Moreover, we might ask, what is the significance of the punishment and how is it connected to the sin of Korach and his followers?

Regarding the first question, many commentators suggest that Korach undermined Moshe’s authority as the transmitter of God’s law, thereby damaging a fundamental principle of Judaism—the belief in Moshe as God’s messenger. Another interpretation is that the severity of Korach’s dispute with Moshe does not lie in the disagreement itself but in the manner and root of the conflict. Korach’s actions were driven by jealousy, leading to a non-substantive debate aimed not at seeking truth but at gaining power.

The Sages have already labeled Korach’s dispute and his followers as “a dispute not for the sake of Heaven”: “Every dispute that is for the sake of Heaven is viable; but one that is not for the sake of Heaven is not viable. Which is a dispute for the sake of Heaven? The dispute between Hillel and Shammai. And which is not for the sake of Heaven? The dispute of Korach and all his company” (Pirkei Avot 5:17).

A dispute, in itself, is not necessarily negative. On the contrary, it is an opportunity to clarify the truth. The diversity of opinions broadens the scope and enriches the discourse. Disputes sharpen different perspectives and can reveal new aspects of reality.

What then, is a non-viable dispute?

Let’s attempt to answer this using a wonderful interpretation by the Kli Yakar on the verses describing the Creation in the Book of Bereshit. The Kli Yakar asks why on the second day of Creation, God changes the name of the firmament [“rakki’a”] to “heavens” [“shamayim”] and why the phrase “it was good” [“ki tov”] is not mentioned on this day. He explains thus:

“God did not want it to be called rakki’a because this name implies separation and division, as in the verse ‘and they hammered [וירקעו, vayerake’u] out sheets of gold’ [Shemot 39:3]; ‘rakki’a’ means spreading out as a division. For every firmament is a dividing screen between two things, and for this reason, too, it does not say ‘it was good’ on the second day, because it was the day on which division was created.”

The term rakki’a may seem like a simple word, one of several used to denote the sky above.

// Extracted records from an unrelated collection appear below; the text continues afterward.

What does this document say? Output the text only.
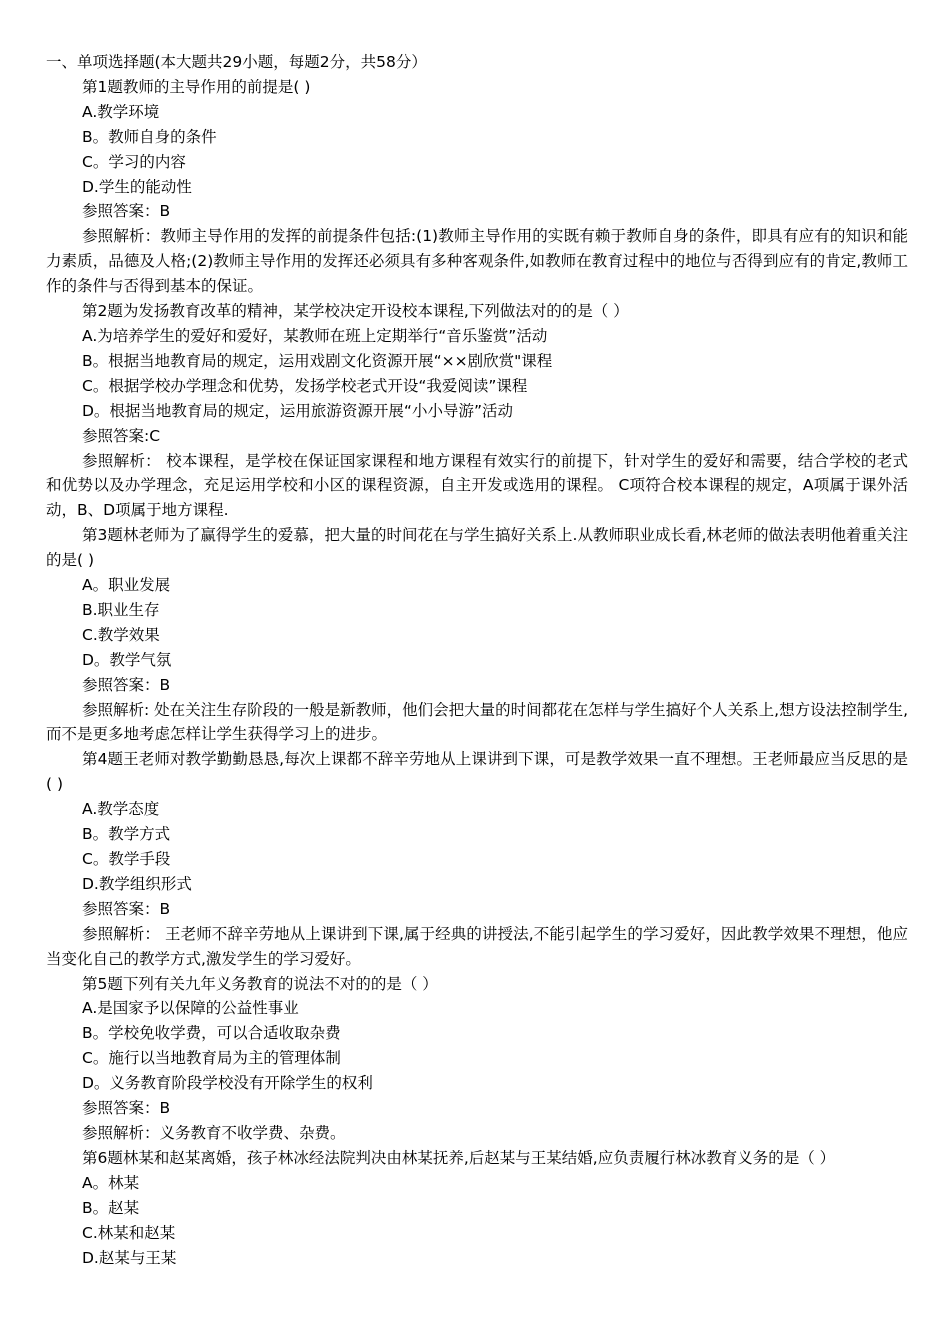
一、单项选择题(本大题共29小题，每题2分，共58分）
第1题教师的主导作用的前提是( )
A.教学环境
B。教师自身的条件
C。学习的内容
D.学生的能动性
参照答案：B
参照解析：教师主导作用的发挥的前提条件包括:(1)教师主导作用的实既有赖于教师自身的条件，即具有应有的知识和能力素质，品德及人格;(2)教师主导作用的发挥还必须具有多种客观条件,如教师在教育过程中的地位与否得到应有的肯定,教师工作的条件与否得到基本的保证。
第2题为发扬教育改革的精神，某学校决定开设校本课程,下列做法对的的是（ ）
A.为培养学生的爱好和爱好，某教师在班上定期举行“音乐鉴赏”活动
B。根据当地教育局的规定，运用戏剧文化资源开展“××剧欣赏"课程
C。根据学校办学理念和优势，发扬学校老式开设“我爱阅读”课程
D。根据当地教育局的规定，运用旅游资源开展“小小导游”活动
参照答案:C
参照解析： 校本课程，是学校在保证国家课程和地方课程有效实行的前提下，针对学生的爱好和需要，结合学校的老式和优势以及办学理念，充足运用学校和小区的课程资源，自主开发或选用的课程。 C项符合校本课程的规定，A项属于课外活动，B、D项属于地方课程.
第3题林老师为了赢得学生的爱慕，把大量的时间花在与学生搞好关系上.从教师职业成长看,林老师的做法表明他着重关注的是( )
A。职业发展
B.职业生存
C.教学效果
D。教学气氛
参照答案：B
参照解析: 处在关注生存阶段的一般是新教师，他们会把大量的时间都花在怎样与学生搞好个人关系上,想方设法控制学生,而不是更多地考虑怎样让学生获得学习上的进步。
第4题王老师对教学勤勤恳恳,每次上课都不辞辛劳地从上课讲到下课，可是教学效果一直不理想。王老师最应当反思的是( )
A.教学态度
B。教学方式
C。教学手段
D.教学组织形式
参照答案：B
参照解析： 王老师不辞辛劳地从上课讲到下课,属于经典的讲授法,不能引起学生的学习爱好，因此教学效果不理想，他应当变化自己的教学方式,激发学生的学习爱好。
第5题下列有关九年义务教育的说法不对的的是（ ）
A.是国家予以保障的公益性事业
B。学校免收学费，可以合适收取杂费
C。施行以当地教育局为主的管理体制
D。义务教育阶段学校没有开除学生的权利
参照答案：B
参照解析：义务教育不收学费、杂费。
第6题林某和赵某离婚，孩子林冰经法院判决由林某抚养,后赵某与王某结婚,应负责履行林冰教育义务的是（ ）
A。林某
B。赵某
C.林某和赵某
D.赵某与王某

However, the words chosen to describe Creation carry deeper meanings and convey significant messages about the Creation itself.  Rakki’a suggests separation and division. According to the Kli Yakar, the Creator did not want to embed separation at the heart of Creation and then pronounce it to be “good.”

What is the uniqueness of the name “shamayim”? The Kli Yakar states: “It is called ‘shamayim’ which signifies peace because ‘shamayim’ is derived from ‘esh’ [“fire”] and ‘mayim’ [“water”], which made peace between them and merged to form ‘shamayim’.”  Though shamayim is a concept which is comprised of contradictory forces with distinct differences, it is a manifestation of unity since these opposing forces have come together to create a whole entity.    

According to the Kli Yakar, on the third day, God said “it was good” twice because it is written: “Let the waters be gathered together into one place.” There is a search for a unifying place. Here, the Kli Yakar establishes an interesting principle: “Every dispute that is for the sake of Heaven… meaning a dispute whose purpose is peace, as implied by the name shamayim.”